What makes a saint a saint?
Christian spirituality, and the Catholic spirituality in particular, very much focuses on the power of examples.
As modern psychology shows, humans get access to their particular cultural environments through mimetic processes (i.e. processes of imitation). Perhaps the importance of imitation as the heart of the human (psycho)social identity formation becomes paradoxically visible with the observation of children who lack the example of other human beings while growing up. Feral children often imitate animals instead, with all due consequences.
It is no coincidence that an authentic spirituality, in line with what makes humans “human”, is based on the question “Who am I?” understood as “Whom should I follow / imitate?” Indeed, we receive our identity from others who either free us to ourselves or enslave us to an alienating social status we learn to uphold. We never build our identity “from scratch”. We are relational beings, our being is essentially relational, and all kinds of relationships are prior to our sense of self or “I”.
The great spiritual figures and mystics of the Christian traditions have always believed that we come to ourselves by imitating Christ (see De Imitatione Christi by Thomas à Kempis – 1380-1471). This does not mean literally imitating some kind of idol (that is a perversion of spirituality) but imitating the life and love present in the figure of Christ. So what this actually means is: stepping into the realm of a love that allows us to be honest about and true to ourselves so that we become capable of lovingly accepting others as well.
Thus saints in the Catholic tradition are not saints because they are unrealistic examples of so-called ideal, perfect people. That would make them idols, crushing all too pious minds under guilt, shame and resentment. On the contrary, saints are saints because they found the audacity to be “painfully honest” about themselves and no longer hid their imperfections, flaws and “sins” from themselves and others.
“Hello, I’m Ignatius, alcoholic”
Saints are people who follow the advice of Jesus in the Gospel of John (8:32), “Know the truth and the truth will set you free…” Free to love.
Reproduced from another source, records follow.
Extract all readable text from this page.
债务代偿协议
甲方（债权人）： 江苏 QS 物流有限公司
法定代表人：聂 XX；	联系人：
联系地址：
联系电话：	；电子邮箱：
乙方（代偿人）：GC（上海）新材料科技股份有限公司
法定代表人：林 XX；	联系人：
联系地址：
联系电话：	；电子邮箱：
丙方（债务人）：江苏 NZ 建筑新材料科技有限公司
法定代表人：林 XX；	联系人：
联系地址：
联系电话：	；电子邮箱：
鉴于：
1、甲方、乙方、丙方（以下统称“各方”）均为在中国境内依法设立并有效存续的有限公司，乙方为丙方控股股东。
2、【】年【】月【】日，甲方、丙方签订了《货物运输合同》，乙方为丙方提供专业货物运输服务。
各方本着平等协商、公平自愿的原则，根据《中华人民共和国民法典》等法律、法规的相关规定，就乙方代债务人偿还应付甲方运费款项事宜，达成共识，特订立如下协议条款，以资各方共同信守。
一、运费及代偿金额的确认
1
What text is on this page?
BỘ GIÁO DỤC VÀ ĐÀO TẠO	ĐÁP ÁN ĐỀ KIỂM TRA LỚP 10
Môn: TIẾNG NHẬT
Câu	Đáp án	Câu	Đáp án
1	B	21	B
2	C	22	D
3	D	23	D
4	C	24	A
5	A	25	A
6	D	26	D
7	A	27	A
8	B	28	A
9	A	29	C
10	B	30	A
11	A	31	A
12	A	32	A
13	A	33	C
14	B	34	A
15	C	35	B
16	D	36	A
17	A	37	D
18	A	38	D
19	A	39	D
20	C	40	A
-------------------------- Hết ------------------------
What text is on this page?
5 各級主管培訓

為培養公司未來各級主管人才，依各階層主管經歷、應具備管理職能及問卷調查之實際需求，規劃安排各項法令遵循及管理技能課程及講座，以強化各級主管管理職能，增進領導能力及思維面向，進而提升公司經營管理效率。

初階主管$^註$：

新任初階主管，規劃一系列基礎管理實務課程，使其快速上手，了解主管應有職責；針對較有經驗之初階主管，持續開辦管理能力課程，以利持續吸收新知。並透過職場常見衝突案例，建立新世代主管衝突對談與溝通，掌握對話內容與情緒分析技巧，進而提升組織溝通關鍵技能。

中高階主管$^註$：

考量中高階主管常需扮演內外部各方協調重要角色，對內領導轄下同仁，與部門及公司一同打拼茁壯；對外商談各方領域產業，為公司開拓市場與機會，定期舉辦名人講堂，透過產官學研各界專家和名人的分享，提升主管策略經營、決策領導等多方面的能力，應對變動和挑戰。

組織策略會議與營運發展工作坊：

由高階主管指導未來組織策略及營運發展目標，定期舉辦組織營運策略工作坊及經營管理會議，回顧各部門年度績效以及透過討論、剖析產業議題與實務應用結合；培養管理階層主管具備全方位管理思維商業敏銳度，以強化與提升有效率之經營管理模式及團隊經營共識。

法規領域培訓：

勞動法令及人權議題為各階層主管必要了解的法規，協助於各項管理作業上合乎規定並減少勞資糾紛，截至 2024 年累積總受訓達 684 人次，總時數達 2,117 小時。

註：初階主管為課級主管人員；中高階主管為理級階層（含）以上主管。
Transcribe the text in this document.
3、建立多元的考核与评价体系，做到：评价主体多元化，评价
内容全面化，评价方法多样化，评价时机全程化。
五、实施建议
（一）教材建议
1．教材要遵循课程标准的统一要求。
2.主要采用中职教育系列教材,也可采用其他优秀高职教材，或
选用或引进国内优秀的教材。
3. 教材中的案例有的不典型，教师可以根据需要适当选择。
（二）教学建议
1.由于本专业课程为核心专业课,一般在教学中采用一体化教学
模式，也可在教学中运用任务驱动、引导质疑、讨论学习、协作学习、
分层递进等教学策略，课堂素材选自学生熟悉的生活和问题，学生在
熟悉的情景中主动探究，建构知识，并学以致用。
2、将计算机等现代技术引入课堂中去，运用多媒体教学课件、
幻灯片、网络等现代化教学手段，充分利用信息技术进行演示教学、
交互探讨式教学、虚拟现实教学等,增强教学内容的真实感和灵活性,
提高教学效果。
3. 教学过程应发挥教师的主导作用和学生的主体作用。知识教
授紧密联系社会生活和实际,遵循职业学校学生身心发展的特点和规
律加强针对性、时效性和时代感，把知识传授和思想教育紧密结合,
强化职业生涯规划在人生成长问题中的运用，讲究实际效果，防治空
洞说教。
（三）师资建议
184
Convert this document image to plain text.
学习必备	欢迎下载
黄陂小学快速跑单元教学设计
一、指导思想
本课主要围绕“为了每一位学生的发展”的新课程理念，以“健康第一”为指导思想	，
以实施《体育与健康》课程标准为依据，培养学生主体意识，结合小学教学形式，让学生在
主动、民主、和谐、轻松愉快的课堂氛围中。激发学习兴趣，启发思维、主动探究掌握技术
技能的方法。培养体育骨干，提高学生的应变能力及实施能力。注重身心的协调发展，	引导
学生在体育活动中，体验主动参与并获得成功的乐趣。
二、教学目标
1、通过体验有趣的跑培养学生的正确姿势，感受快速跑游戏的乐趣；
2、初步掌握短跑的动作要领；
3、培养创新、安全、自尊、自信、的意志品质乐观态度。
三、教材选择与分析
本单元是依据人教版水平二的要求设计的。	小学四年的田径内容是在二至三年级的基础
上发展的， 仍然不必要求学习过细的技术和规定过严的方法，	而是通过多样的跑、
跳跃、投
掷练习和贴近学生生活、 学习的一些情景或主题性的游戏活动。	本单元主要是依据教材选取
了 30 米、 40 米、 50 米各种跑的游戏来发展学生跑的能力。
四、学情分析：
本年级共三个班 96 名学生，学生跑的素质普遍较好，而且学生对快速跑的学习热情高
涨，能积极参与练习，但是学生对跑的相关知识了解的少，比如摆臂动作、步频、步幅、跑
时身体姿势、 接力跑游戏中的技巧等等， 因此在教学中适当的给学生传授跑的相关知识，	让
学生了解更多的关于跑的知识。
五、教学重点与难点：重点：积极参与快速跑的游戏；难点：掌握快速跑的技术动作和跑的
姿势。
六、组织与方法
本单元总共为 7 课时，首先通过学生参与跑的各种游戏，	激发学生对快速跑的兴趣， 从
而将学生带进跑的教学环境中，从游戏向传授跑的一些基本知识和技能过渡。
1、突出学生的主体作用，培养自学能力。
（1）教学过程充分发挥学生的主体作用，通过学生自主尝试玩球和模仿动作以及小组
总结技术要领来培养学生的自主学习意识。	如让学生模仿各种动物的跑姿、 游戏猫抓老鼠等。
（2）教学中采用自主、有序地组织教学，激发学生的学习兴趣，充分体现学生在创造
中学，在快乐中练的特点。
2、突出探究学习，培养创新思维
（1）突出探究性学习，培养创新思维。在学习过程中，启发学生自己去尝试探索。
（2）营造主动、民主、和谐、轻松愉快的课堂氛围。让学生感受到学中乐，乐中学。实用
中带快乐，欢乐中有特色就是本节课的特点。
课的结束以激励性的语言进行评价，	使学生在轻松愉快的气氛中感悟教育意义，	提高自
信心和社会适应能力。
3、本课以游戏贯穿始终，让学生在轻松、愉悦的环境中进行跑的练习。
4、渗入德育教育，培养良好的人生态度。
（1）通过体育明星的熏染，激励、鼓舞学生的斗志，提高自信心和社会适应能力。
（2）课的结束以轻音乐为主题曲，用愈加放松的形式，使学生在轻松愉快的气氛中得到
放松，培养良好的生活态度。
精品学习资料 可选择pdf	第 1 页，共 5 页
An alcoholic, for instance, who enters the loving realm of an AA meeting and is finally enabled to admit to himself that he is an alcoholic, indeed enters the first step on a journey that will enable him to find himself again. This in turn will enable him to approach others from what he has to give rather than approach others from his particular “needs”.
The conversion experience of Saint Ignatius Loyola (click for more) can be understood in these terms. He converted to “God”, which was a conversion to “himself” at the same time. This does not mean that Ignatius became “God”, but that he found the realm of a love that allowed him to accept himself. Ignatius turned away from the prideful social status he wanted to uphold. The love for a chivalric image and his romantic dreams had prevented him, like some mad “Don Quixote”, from loving others, whom he merely used as “means” to confirm his self-image (either as “enemies” or as “friends”). But at some point in his life, at a moment of a deep identity crisis, Ignatius started to discern between the forces that alienated him from himself and others on the one hand, and the love that allowed him to connect to himself and others on the other. He started to give up the game of “auto- and hetero-aggression” and found true self-respect and respect for others.
The spiritual exercise of Greg, former Porn Star
Greg, the most decorated male porn star of all time, follows in the footsteps of saints like Ignatius who entered the realm of “the life and love present in the Christ figure (among others)”. First of all, Greg became aware of the status he wanted to uphold, as a rich and famous adult film actor, and how this was destroying him. He ended up in an endless vicious circle:
“I had to go to work, to do the porn, so that I could buy the drugs, to bury the pain of doing the porn. So I’d go to work, and do the porn, so I could buy the drugs, to bury the pain. And around and around it went.”
Second, Greg realized what harm this kind of auto-aggression was doing to his ability to love other people:
“What porn did to me, is it changed the way I thought, and felt about women. I began to look at them even more so as a sexual object. I lost the ability to have a loving and caring relationship. I thought I was still able. I was fooled.”
Finally, however, Greg was able to turn away, to convert (Latin: “convertere”), and he transformed his life into a testimony and an example to inspire others:
“I left the set [of a shoot], drove a couple blocks, pulled over, and started crying. Since that day, I’ve never gone back. I changed my life, I began my life. You see, if I can change my heart, anybody can.”